- Mon Agglo
- Mon quotidien
Flash infos
Tandis que le fonds manuscrit, composé essentiellement de partitions et de la correspondance du compositeur Paul Lacombe (1837-1927), a fait l’objet d’une opération de signalement en 2023, les méthodes d’apprentissage et partitions imprimées du fonds de conservation n’étaient pas encore accessibles au catalogue des médiathèques. Cet ensemble, constitué de près de 500 documents témoigne des pratiques et de l’édition musicales entre la fin du XIXe et la première moitié du XXe siècle.
Les partitions imprimées révèlent d’abord un usage avant tout tourné vers la pratique. Le répertoire représenté est largement dominé par le piano et le violon, à travers des méthodes, des études et des pièces de difficultés variables. Ce corpus à visée pédagogique côtoie un répertoire plus large composé de transcriptions, d’extraits d’opéras, de musiques de chambre et de pièces destinées au cadre privé d’un entraînement quotidien.
Ce fonds illustre également la prégnance d’un canon musical européen solidement établi. Les grands compositeurs du XIXe siècle y sont particulièrement représentés, à travers des éditions issues de maisons majeures telles que Durand, Breitkopf & Härtel, Henry Lemoine ou Richault, qui, aux côtés de compositeurs et chefs d’orchestre, comptaient parmi les principaux acteurs de la vie musicale de l’époque. Cette présence révèle une forme d’homogénéisation des répertoires où certaines figures et œuvres s’imposent comme des références incontournables. Elle inscrit également l’ensemble dans les circuits de production et de diffusion musicale d’une époque, marquée par une circulation déjà importante des œuvres à l’échelle internationale.
L’ensemble conserve toutefois quelques pièces plus anciennes et remarquables qui attestent de la profondeur historique de la collection. Parmi celles-ci figure un recueil rare de madrigaux à cinq voix composés par plusieurs auteurs italiens de la seconde moitié du XVIe siècle. On y trouve notamment Andrea Gabrieli (ca 1533‑1585) et Luca Marenzio (1553-1599). Publié à Venise entre 1547 et 1588, cet ensemble témoigne de la vitalité du lieu et du type de production, mais aussi de la circulation de modèles polyphoniques en Italie et au-delà. Le volume, non paginé et de format modeste (16×21 cm), s’inscrit dans une tradition d’éditions musicales destinées à la diffusion et à la pratique, rassemblant des pièces vocales emblématiques du répertoire profane de la Renaissance tardive. La présence de cette pièce, bien qu’isolée, donne à la collection une riche valeur documentaire.
Seule pièce du XVIIe siècle repérée dans cette collection, le Roland de Jean‑Baptiste Lully (1632-1687) est conservé dans son édition originale que l’on doit à Christophe Ballard en 1685, l’année même de sa première représentation dans les écuries de Versailles. Là encore, c’est une illustration de la diffusion imprimée de l’opéra français qui s’offre à nous, tout autant que la réalisation d’un travail de commande, inscrit dans le projet culturel et politique de Louis XIV visant à affirmer un modèle musical français et à créer une cohésion symbolique autour du souverain.
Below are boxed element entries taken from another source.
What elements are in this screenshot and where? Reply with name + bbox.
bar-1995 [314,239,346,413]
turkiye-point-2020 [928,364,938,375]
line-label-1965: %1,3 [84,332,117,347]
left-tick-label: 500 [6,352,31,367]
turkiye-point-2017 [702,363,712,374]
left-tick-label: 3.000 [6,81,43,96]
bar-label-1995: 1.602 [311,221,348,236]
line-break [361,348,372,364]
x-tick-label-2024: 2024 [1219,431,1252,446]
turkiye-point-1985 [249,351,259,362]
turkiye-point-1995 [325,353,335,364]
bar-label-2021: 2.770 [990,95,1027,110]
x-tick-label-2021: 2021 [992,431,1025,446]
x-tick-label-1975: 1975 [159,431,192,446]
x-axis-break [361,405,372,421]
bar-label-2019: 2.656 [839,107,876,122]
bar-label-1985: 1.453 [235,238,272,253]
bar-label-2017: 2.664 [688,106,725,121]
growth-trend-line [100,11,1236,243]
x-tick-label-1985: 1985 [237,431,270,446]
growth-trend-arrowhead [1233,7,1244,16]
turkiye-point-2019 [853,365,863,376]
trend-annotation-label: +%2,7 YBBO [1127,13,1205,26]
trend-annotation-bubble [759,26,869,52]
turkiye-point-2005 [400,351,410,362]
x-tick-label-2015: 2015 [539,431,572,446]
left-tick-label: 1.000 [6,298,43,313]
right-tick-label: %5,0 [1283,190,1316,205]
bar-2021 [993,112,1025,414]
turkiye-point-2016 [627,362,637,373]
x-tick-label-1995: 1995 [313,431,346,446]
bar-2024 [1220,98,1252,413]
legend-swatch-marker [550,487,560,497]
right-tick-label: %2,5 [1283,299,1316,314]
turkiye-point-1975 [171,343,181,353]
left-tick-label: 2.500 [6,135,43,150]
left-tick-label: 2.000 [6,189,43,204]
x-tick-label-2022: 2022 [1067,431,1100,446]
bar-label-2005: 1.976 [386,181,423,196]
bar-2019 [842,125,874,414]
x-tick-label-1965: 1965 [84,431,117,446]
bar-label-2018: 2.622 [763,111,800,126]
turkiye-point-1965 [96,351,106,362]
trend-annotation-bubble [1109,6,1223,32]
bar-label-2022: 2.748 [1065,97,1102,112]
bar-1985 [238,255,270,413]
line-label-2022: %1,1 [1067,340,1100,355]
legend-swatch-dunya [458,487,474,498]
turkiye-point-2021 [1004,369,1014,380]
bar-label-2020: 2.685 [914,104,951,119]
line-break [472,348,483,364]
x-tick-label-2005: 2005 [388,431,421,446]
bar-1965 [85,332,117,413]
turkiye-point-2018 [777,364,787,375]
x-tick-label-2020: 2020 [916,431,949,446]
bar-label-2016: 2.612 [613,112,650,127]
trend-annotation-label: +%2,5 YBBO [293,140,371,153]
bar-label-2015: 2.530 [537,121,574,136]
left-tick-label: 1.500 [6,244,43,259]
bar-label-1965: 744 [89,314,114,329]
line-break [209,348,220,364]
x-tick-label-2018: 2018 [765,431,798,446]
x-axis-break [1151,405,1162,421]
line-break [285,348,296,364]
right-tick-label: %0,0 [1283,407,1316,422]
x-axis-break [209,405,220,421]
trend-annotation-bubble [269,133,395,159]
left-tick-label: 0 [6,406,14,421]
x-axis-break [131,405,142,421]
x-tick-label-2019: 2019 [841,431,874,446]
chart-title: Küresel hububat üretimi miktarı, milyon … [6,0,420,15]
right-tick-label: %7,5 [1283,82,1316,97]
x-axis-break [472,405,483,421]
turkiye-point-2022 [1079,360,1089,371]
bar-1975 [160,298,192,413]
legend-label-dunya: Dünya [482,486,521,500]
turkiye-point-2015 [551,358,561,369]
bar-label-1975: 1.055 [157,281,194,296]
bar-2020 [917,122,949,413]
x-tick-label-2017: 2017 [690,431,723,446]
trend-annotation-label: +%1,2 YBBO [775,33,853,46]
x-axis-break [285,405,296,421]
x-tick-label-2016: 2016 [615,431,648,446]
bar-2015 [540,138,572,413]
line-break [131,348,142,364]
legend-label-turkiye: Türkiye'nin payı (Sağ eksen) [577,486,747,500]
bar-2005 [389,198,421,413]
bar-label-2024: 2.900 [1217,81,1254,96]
Le corpus XVIIIe regroupe 9 pièces musicales et reflète les principales dynamiques de la fin de l’Ancien Régime : persistance de la musique religieuse, illustrée par un recueil de motets d’André Campra (publié à Paris par P. Ribou en 1706) et deux recueils de cantiques, domination du grand théâtre lyrique « officiel » comme Titon et l’Aurore ou le Démophon de Vogel, essor de l’opéra-comique avec les œuvres de Charles-Simon Favart telles que Cythère assiégée ou Les Nymphes de Diane. Ces quelques titres résument un système musical aussi centralisé autour des scènes parisiennes que diffusé dans les espaces privés provinciaux.
Enfin, parmi ces documents imprimés, l’exemple local le plus incarné est le compositeur Paul Lacombe (1837-1927), dont une trentaine de pièces sont au catalogue. Cette production se caractérise par une grande diversité, allant de la musique de chambre (sonates, suites, berceuses) à des pièces plus pittoresques, en passant par des formes de caractères telles que les marches. L’ensemble est diffusé par de grands éditeurs, ce qui inscrit l’œuvre de Lacombe dans les circuits professionnalisés.
Ainsi constitué, le fonds musical patrimonial se situe à la croisée de plusieurs enjeux. Il documente à la fois des pratiques musicales ordinaires, liées à l’apprentissage et à la sociabilité, et des trajectoires, individuelles de compositeurs ou collectives comme reflet des tendances d’une époque. Sa valorisation apparaît désormais possible : conçues pour être jouées, ces partitions invitent à être redécouvertes, interprétées et partagées pour permettre à ce patrimoine de reprendre vie.